Escuchándolo hice el gesto de brindar, sin responderle; escupiendo giró a la


izquierda,

“te vas a divertir, te vas a divertir” Murmuraba al desviar los ojos, cual si viviera
dentro de un comic lleno de charlatanes,

“Psh, psh, eh, me oiste, ehh, basura?”

Oyéndolo recordé ese cuento de Bukowski donde el narrador camina despreocupado


por la sórdida calle, hasta que por allí, desde el fondo de uno de esos edificios, una negra
potente comienza a invitarlo con la lengua desde la puerta que se recarga, eh, basurita
blanca, eh, basurita blanca, je, e incitado al revolcón lo piensa dos veces por la malacara
de un tipo detrás de las cortinas, y dejando ir la oportunidad --que no regresa--el narrador
sigue con el fluir del cuento por otros derroteros...

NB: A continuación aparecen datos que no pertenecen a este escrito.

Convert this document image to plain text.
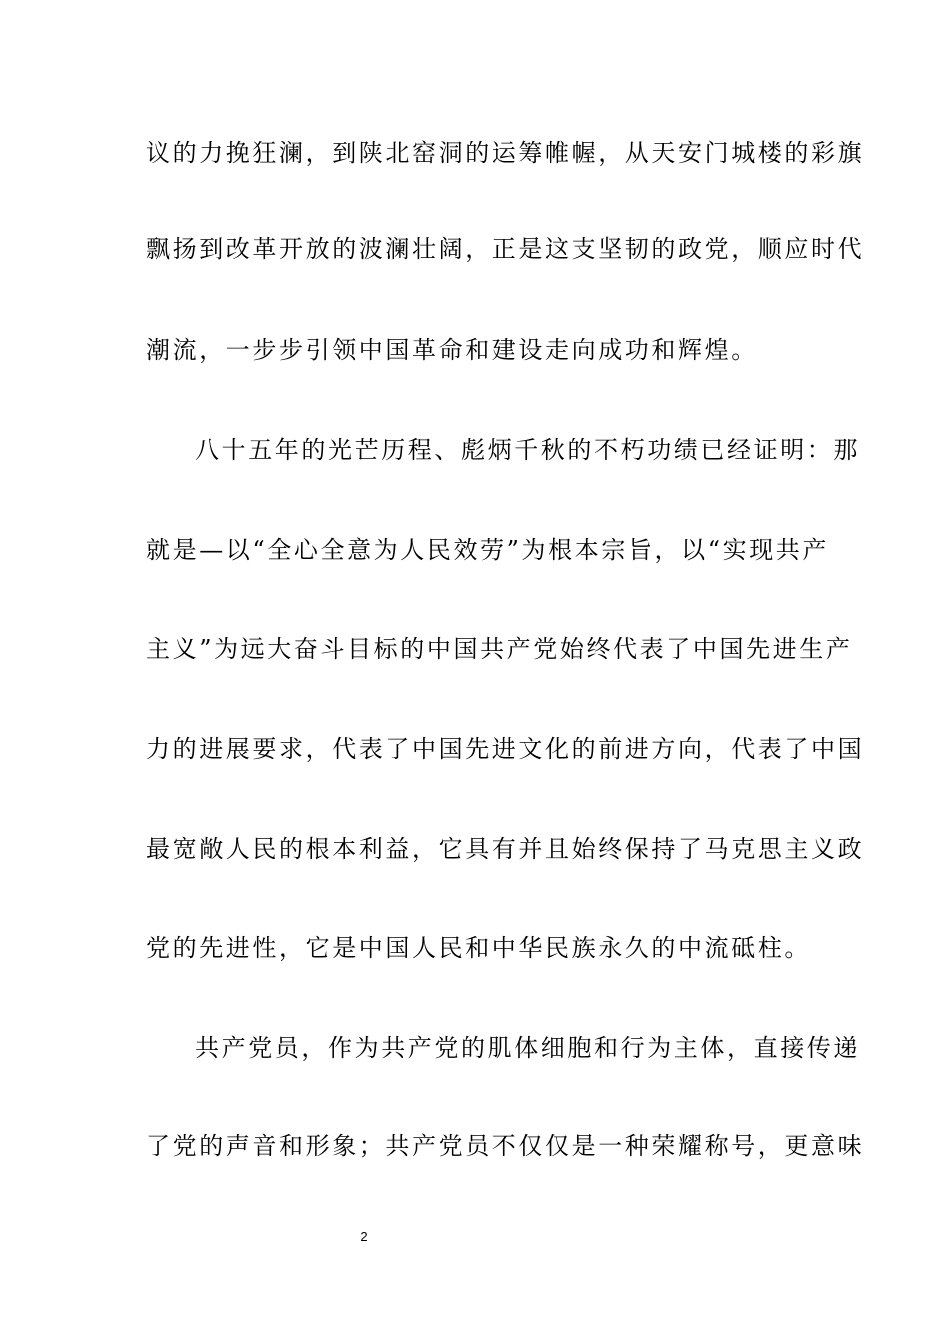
议的力挽狂澜，到陕北窑洞的运筹帷幄，从天安门城楼的彩旗
飘扬到改革开放的波澜壮阔，正是这支坚韧的政党，顺应时代
潮流，一步步引领中国革命和建设走向成功和辉煌。
八十五年的光芒历程、彪炳千秋的不朽功绩已经证明：那
就是—以“全心全意为人民效劳”为根本宗旨，以“实现共产
主义”为远大奋斗目标的中国共产党始终代表了中国先进生产
力的进展要求，代表了中国先进文化的前进方向，代表了中国
最宽敞人民的根本利益，它具有并且始终保持了马克思主义政
党的先进性，它是中国人民和中华民族永久的中流砥柱。
共产党员，作为共产党的肌体细胞和行为主体，直接传递
了党的声音和形象；共产党员不仅仅是一种荣耀称号，更意味
2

Ehh, ehh, psh, basura?, continuaba, por lo que tuve que preguntarle de dónde era,
buscarle los ojos cuando me perforó el dolor de muela. Un calambre como punzada de
inyección fría, una buena sobada apenas, carajo, por lo que decidí mejor marcharme a
donde iba, a buscar mi nueva dirección en esa calle de vacios balcones, ehh, psh, basura?,
entre un atardecer delirante que se perdía detrás del río.

Así que por fin llegué a ese Octavo Piso a arrumbar los bultos en la esquina. Y me
tiré por allí en posición fetal sobre unas cobijas, tratando que el sueño venciera el dolor.
Una aguja clavada en la mandíbula, una corriente de hielo, un gusano en celo, un chorro de
fiebre, hasta despertar convencido de que había que buscar un dentista.

Sobre lo que sucedió más adelante tengo sólo recuerdos difusos. Recuerdo haber
bajado por las escaleras porque el maldito ascensor no respondía. Recuerdo haberme
lanzado calle abajo, hacia el negro paisaje de la madrugada. Más no recuerdo mayor cosa.
Todo es difuso, lineal, salpicado. Semejante a ese hilillo de sangre del día siguiente --sobre
la alfombra-- cuando desperté abrumado.